Tinjauan umum hukum anak di sekolah sejak kelas kelompok bermain hingga SMU dari kejahatan asusila

Nama: Aulia Kurniasari
NPM: 51213499
Kelas: 1DF02


Tindak kejahatan dan kekerasan asusila yang saat ini banyak terjadi dikalangan masyarakat terutama pada anak di bawah umur biasanya terjadi di beberapa arena di mana anak-anak lebih banyak menghabiskan waktunya, seperti di rumah, sekolah, tempat kerja, dan tempat umum. Bentuk kekerasan yang dilakukan oleh orang dewasa terhadap anak di bawah umur merupakan sebuah fenomena sosial yang tidak terwujud atau berdiri sendiri dalam masyarakat. Fenomena sosial ini merupakan bentuk kekerasan  terhadap anak di bawah umur yang terjadi pada suatu masyarakat yang memiliki unsur-unsur pendukung bagi keberadaan kekerasan tersebut. Dari hasil penelitian oleh Lembaga Perlindungan Anak (LPA) di kota Makassar menemukan bahwa jenis-jenis kekerasan yang dialami oleh anak-anak dibedakan menjadi tiga, yakni kekerasan mental (mental abuse), kekerasan fisik (physical abuse), dan kekerasan seksual (sexual abuse). Dalam hal ini yang ingin dibahas mengenai kekerasan seksual (sexual abuse).

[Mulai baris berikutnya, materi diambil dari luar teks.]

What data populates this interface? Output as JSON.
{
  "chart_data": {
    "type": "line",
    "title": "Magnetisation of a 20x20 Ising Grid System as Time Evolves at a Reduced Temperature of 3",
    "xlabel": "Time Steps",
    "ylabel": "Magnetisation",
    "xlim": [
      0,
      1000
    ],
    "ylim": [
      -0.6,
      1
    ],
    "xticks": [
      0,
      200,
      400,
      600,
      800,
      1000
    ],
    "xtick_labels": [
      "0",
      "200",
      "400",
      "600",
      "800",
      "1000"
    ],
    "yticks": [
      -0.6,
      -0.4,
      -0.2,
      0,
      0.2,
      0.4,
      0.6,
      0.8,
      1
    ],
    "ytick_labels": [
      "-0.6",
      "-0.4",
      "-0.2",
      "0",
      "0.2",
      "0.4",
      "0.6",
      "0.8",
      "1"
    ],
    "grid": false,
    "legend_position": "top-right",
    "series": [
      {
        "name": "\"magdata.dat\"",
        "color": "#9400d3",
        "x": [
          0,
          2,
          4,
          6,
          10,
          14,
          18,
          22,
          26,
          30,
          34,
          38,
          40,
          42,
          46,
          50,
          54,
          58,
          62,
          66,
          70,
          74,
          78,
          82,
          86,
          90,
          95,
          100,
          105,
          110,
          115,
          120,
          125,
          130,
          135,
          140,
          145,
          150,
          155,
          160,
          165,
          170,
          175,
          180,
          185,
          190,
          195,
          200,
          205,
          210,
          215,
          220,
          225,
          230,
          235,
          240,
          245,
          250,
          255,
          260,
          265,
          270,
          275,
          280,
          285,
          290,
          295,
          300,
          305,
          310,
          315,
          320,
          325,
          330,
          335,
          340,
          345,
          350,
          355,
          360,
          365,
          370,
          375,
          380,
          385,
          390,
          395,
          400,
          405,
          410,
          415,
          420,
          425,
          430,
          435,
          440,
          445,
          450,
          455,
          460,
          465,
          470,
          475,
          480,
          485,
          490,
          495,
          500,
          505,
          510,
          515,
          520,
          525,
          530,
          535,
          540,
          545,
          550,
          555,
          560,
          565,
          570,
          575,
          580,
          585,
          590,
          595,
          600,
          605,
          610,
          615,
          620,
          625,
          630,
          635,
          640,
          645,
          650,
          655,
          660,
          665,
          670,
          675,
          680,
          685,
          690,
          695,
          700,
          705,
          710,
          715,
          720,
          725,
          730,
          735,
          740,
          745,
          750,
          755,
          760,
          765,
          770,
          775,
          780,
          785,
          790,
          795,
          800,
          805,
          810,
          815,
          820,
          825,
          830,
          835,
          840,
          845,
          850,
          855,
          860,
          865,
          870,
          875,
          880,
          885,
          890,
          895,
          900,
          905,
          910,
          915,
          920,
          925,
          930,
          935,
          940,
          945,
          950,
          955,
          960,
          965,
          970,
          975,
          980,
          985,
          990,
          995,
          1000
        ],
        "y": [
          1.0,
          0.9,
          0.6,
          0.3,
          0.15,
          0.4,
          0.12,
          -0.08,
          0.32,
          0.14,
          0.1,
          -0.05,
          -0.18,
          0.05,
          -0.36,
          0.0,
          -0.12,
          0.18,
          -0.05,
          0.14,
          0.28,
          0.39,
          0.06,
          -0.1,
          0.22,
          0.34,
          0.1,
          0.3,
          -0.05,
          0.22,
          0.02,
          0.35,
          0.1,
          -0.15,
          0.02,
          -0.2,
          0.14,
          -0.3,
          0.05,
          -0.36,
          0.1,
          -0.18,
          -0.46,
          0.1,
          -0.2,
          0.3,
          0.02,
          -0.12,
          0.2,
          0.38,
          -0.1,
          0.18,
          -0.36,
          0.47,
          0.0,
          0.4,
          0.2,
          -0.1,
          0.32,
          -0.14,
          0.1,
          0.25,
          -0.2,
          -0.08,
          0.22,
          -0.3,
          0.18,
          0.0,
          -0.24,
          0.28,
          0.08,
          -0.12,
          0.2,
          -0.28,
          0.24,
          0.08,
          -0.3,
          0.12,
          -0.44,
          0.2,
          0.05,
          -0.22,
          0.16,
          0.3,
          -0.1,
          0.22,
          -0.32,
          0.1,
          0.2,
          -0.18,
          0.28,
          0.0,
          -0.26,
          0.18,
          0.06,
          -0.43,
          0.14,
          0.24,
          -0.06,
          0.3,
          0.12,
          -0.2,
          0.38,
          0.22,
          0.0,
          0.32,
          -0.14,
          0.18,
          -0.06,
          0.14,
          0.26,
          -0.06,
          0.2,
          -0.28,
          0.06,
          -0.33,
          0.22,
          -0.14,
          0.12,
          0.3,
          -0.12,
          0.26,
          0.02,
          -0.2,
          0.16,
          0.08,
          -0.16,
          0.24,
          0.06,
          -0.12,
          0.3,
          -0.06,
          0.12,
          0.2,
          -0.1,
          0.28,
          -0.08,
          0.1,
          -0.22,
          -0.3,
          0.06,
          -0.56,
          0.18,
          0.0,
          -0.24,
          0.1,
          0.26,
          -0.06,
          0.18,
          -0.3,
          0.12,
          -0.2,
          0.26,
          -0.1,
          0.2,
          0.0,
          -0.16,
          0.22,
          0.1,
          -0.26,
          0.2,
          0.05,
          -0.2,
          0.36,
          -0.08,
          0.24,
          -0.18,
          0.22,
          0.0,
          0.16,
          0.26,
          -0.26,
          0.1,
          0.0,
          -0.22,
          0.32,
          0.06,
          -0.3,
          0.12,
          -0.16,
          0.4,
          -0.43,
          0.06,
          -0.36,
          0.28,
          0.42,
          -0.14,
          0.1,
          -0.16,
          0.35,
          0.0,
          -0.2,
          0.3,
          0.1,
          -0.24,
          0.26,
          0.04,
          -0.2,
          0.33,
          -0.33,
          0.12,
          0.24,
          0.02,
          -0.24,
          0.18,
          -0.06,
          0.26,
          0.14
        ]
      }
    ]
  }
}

Setiap jenis kekerasan yang sering dialami oleh anak-anak di bawah umur terdiri dari berbagai macam bentuk kekerasan dan kejahatan, dan bentuk kekerasan yang pernah dialami oleh para korban berbeda-beda seperti perlakuan tidak senonoh, perayuan, pencolekan, pemaksaan onani, oral seks, anal seks dan pemerkosaan. Kejahatan dan kekerasan asusila seperti ini dapat menyebabkan keadaan perasaan dan fisik  merasa tidak nyaman. Keadaan perasaan tidak nyaman biasanya seperti mengalami kekhawatiran, ketakutan, kesedihan, ketersinggungan, kejengkelan, dan kemarahan. Kemudian keadaan fisik yang tidak nyaman seperti berupa lecet, luka, memar, patah tulang, dan sebagainya.
 
Sekolah dan rumah merupakan salah satu tempat dimana dijadikan tempat kejahatan terjadi karena anak-anak sering melewati waktunya sehari-hari. Seharusnya di tempat seperti ini anak-anak tidak mendapatkan tindak kekerasan, namun kenyataannya tidaklah demikian. Hal seperti ini tampaknya tidak terlepas dari proses anak di sekolah untuk memperoleh pendidikan serta di latih kedisiplinan supaya dapat di terima baik oleh masyarakat sekitar. Tetapi di situlah pula mereka mengalami proses pendisiplinan yang kadang-kadang berubah menjadi tindak kekerasan yang tidak pada tempatnya.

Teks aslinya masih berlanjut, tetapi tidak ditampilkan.